Jedna zapalona świeca, i dłoń mężczyzny która jest wzniesiona pod kątem dokładnie w stronę świecy- ślubuje przed Bogiem, drugą ręką trzyma ją – ślubuje jej, wierność – co symbolizuje pies.2
W obrazie, w którym każdy szczegół jest równie ważny jak cały obraz, realizm jest przesycony religijną symboliką, dzięki czemu świat metafizyczny przenika świat zmysłów. Jednocześnie jest on pełen spokoju, harmonii i symetrii. Jednak liczne metafory zmuszają widza do poświęcenia temu obrazowi trochę więcej uwagi.

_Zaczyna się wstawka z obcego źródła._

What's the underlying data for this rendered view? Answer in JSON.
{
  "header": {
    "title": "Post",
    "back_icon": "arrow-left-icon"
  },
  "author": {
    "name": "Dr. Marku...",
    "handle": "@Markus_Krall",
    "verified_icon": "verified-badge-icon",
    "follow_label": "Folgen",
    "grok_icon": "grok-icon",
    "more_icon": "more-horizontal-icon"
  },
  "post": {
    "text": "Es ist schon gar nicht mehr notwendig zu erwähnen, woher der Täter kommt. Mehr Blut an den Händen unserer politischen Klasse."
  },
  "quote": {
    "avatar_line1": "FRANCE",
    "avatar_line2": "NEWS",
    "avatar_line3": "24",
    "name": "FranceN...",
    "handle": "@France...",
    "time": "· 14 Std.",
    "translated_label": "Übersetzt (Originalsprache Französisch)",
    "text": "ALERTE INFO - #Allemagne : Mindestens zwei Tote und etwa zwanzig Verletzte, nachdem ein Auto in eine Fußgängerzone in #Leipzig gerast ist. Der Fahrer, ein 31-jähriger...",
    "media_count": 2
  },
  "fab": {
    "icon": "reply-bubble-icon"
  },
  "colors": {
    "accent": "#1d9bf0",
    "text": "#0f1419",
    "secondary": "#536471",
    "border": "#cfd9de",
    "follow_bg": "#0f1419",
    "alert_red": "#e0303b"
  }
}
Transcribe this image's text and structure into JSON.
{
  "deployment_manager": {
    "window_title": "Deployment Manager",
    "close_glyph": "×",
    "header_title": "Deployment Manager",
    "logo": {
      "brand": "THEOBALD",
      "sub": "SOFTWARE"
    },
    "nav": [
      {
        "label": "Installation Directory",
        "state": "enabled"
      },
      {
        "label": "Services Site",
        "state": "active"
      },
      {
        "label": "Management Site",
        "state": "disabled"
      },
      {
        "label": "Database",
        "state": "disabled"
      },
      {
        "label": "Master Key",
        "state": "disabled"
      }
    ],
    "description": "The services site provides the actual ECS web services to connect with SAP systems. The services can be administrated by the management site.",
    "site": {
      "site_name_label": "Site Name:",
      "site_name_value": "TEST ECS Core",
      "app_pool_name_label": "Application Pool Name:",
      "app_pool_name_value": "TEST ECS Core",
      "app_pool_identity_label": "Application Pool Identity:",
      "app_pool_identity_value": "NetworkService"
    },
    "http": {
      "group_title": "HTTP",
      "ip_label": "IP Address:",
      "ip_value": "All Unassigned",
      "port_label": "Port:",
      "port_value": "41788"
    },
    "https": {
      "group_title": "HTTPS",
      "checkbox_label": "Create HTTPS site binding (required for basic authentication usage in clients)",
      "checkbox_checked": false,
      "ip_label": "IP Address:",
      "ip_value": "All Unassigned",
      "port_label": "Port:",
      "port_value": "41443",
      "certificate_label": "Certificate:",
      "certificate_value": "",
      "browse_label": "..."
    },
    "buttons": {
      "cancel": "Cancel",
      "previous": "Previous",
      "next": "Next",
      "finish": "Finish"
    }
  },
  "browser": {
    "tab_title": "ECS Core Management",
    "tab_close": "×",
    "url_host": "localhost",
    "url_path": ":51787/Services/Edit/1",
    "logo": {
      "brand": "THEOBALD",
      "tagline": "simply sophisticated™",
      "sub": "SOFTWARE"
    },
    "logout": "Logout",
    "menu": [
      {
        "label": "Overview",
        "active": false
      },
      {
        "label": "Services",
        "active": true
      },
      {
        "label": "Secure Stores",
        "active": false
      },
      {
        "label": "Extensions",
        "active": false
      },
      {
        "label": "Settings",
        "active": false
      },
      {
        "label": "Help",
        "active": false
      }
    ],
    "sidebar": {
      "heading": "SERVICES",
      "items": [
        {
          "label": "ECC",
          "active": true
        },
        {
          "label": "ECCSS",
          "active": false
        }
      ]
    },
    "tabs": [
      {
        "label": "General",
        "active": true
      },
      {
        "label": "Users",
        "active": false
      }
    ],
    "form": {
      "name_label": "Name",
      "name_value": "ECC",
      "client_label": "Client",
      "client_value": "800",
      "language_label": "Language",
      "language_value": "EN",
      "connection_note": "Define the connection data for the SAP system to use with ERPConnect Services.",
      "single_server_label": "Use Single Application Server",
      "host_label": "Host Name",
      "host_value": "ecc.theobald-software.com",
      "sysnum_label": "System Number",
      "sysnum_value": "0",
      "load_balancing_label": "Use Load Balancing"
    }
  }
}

Bardzo ciekawe jest lustro w głębi pokoju, znajdujące się w centralnej części płótna. Owo wypukłe zwierciadło jest środkiem artystycznym, dzięki któremu przestrzeń obrazu została rozciągnięta. Lustro ukazuje nie tylko widok z innej perspektywy, ale także jest nośnikiem dodatkowych informacji — dzięki niemu dowiadujemy się o dwóch innych osobach uczestniczących w scenie, niewidocznych w „kadrze” – prawdopodobnie świadkowie ślubu, w tym Jan van Eyck. Nie do końca wyjaśniono, co oznaczają sceny męki Chrystusa ukazane na obramowaniu lustra. Nad lustrem znajduje się napis „Johannes de Eyck fuit hic”, czyli „Jan van Eyck tu był”. Takie i inne detale wpływają na to, że na obrazie panuje nieco podniosły nastrój. To nie jest zwykły portret, lecz świadectwo i upamiętnienie zaręczyn. Można wyczuć powagę sytuacji i uroczysty charakter tamtego dnia.3
Ceremonia zaślubin – czy aby na pewno?
Właściwie to czy są to zaślubiny, to pewni być nie możemy. Niektórzy historycy sztuki podejrzewają, że pan Arnolfini jedynie pozdrawia osoby, które wchodzą do pokoju, a nie składa przysięgę – widzimy to w lustrze zawieszonym za Arnolfinimi. Zazwyczaj zakłada się jednak, że są to świadkowie zaślubin, podczas których nie trzeba było wówczas kapłana.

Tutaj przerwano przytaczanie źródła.